As more time passes, efforts toward finding a mutually agreeable solution to the Cyprus issue are growing more complicated, United Nations chief Antonio Guterres said Monday.
In a closed session of the U.N. Security Council, Guterres said the trust that a negotiated solution will be reached was dwindling and that both sides should maintain dialogue to keep the peoples’ hope alive in the absence of full-fledged negotiations.
Guterres said that internal political developments on both sides are creating additional problems and that the two parties have grown more dissociated in their attitudes.
The island of Cyprus has been mired in a decadeslong struggle between the Turkish and Greek Cypriots, despite a series of diplomatic efforts by the U.N. to achieve a comprehensive settlement. The island has been divided since 1964 when ethnic attacks forced the Turkish Cypriots to withdraw into enclaves for their safety. In 1974, a Greek Cypriot coup aiming at Greece's annexation led to Turkey's military intervention as a guarantor power. The Turkish Republic of Northern Cyprus (TRNC) was founded in 1983. Turkey is the only country that officially recognizes the TRNC as a separate and independent state.

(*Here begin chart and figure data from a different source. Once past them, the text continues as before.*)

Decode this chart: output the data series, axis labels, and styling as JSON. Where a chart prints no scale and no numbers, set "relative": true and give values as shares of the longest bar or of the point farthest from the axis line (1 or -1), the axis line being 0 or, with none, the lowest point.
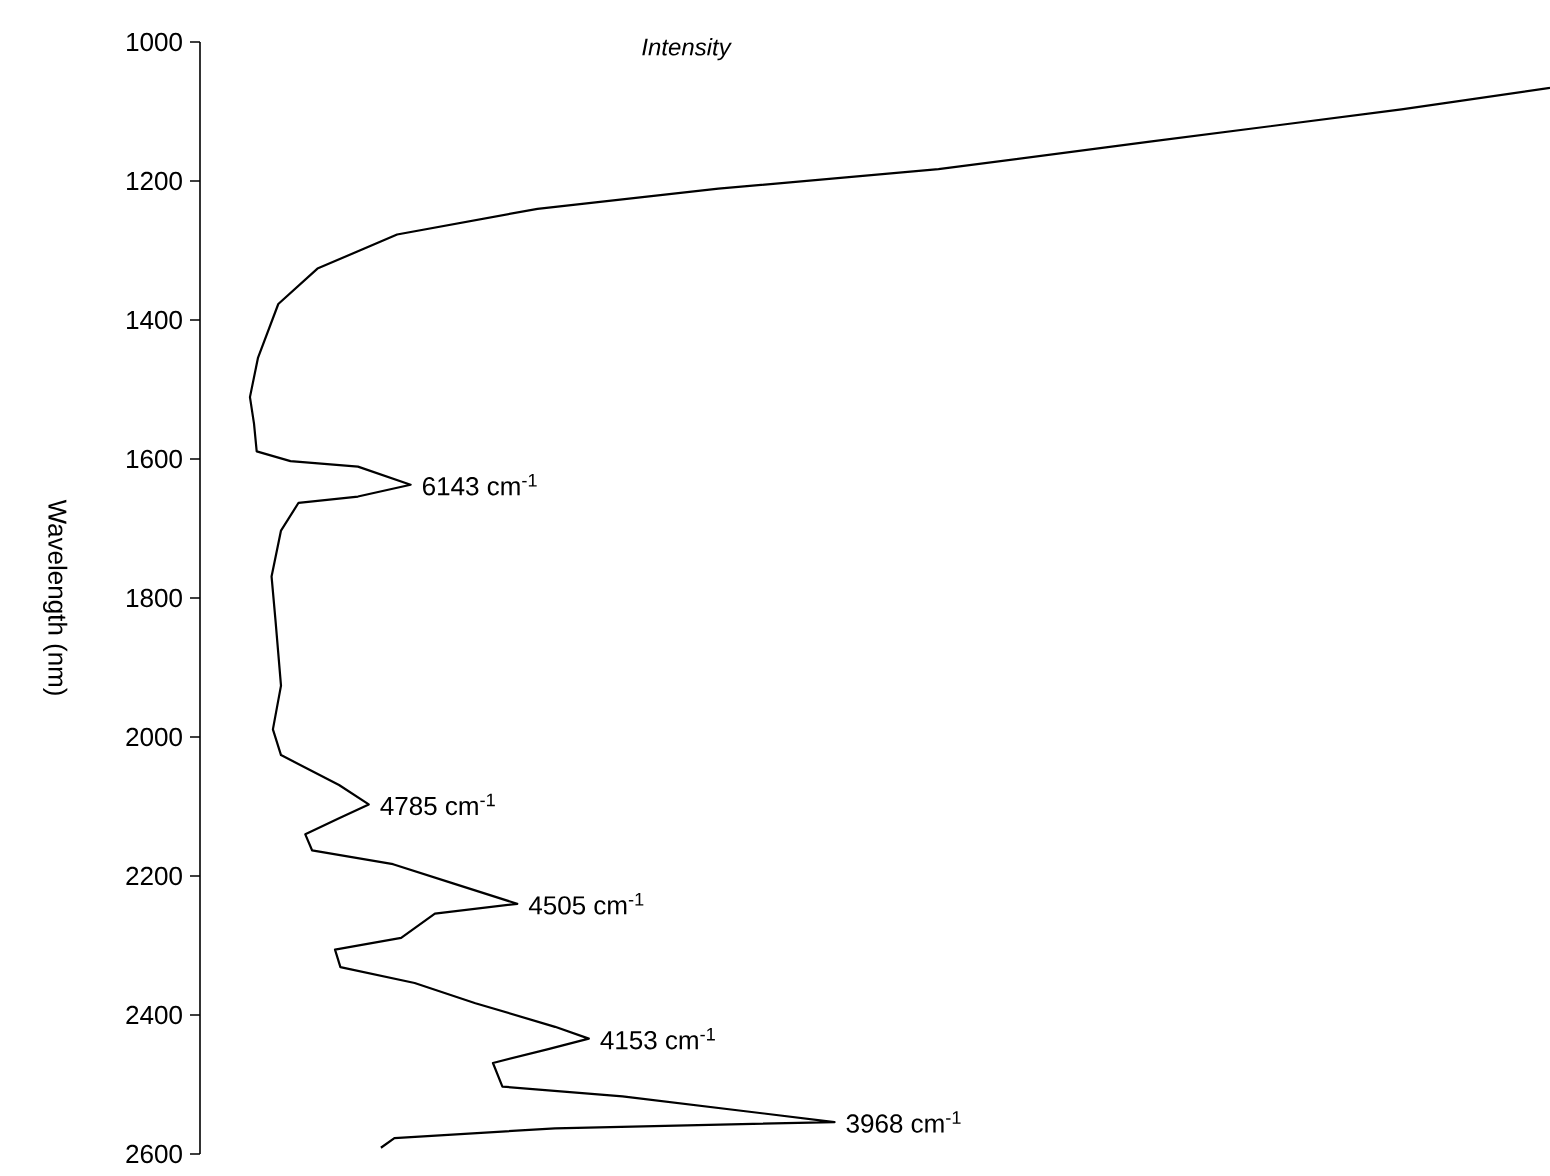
{
  "chart_data": {
    "type": "line",
    "orientation": "horizontal",
    "relative": true,
    "color": "#000000",
    "xlabel": "Intensity",
    "ylabel": "Wavelength (nm)",
    "ylim": [
      2600,
      1000
    ],
    "yticks": [
      1000,
      1200,
      1400,
      1600,
      1800,
      2000,
      2200,
      2400,
      2600
    ],
    "x": [
      1066,
      1097,
      1143,
      1183,
      1211,
      1240,
      1277,
      1326,
      1377,
      1454,
      1511,
      1549,
      1589,
      1603,
      1611,
      1637,
      1654,
      1663,
      1703,
      1769,
      1834,
      1926,
      1989,
      2026,
      2046,
      2069,
      2097,
      2117,
      2140,
      2163,
      2183,
      2211,
      2240,
      2254,
      2289,
      2306,
      2331,
      2354,
      2383,
      2417,
      2434,
      2449,
      2469,
      2503,
      2517,
      2554,
      2563,
      2577,
      2591
    ],
    "values": [
      1.0,
      0.89,
      0.705,
      0.547,
      0.384,
      0.25,
      0.146,
      0.087,
      0.058,
      0.043,
      0.037,
      0.04,
      0.042,
      0.067,
      0.117,
      0.156,
      0.117,
      0.073,
      0.06,
      0.053,
      0.056,
      0.06,
      0.054,
      0.06,
      0.08,
      0.103,
      0.125,
      0.103,
      0.078,
      0.083,
      0.143,
      0.188,
      0.235,
      0.174,
      0.149,
      0.1,
      0.104,
      0.159,
      0.204,
      0.263,
      0.288,
      0.258,
      0.217,
      0.224,
      0.313,
      0.47,
      0.263,
      0.144,
      0.134
    ],
    "annotations": [
      {
        "text": "6143 cm$^{-1}$",
        "x": 0.156,
        "y": 1637
      },
      {
        "text": "4785 cm$^{-1}$",
        "x": 0.125,
        "y": 2097
      },
      {
        "text": "4505 cm$^{-1}$",
        "x": 0.235,
        "y": 2240
      },
      {
        "text": "4153 cm$^{-1}$",
        "x": 0.288,
        "y": 2434
      },
      {
        "text": "3968 cm$^{-1}$",
        "x": 0.47,
        "y": 2554
      }
    ]
  }
}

The Greek Cypriot administration, backed by Greece, became a member of the European Union in 2004, although in a referendum that year most Greek Cypriots rejected a U.N. settlement plan that envisaged a reunited Cyprus joining the EU.
While Greece and the Greek Cypriot administration support a federation on Cyprus, Turkey and the TRNC insist on a two-state solution that reflects the realities on the island.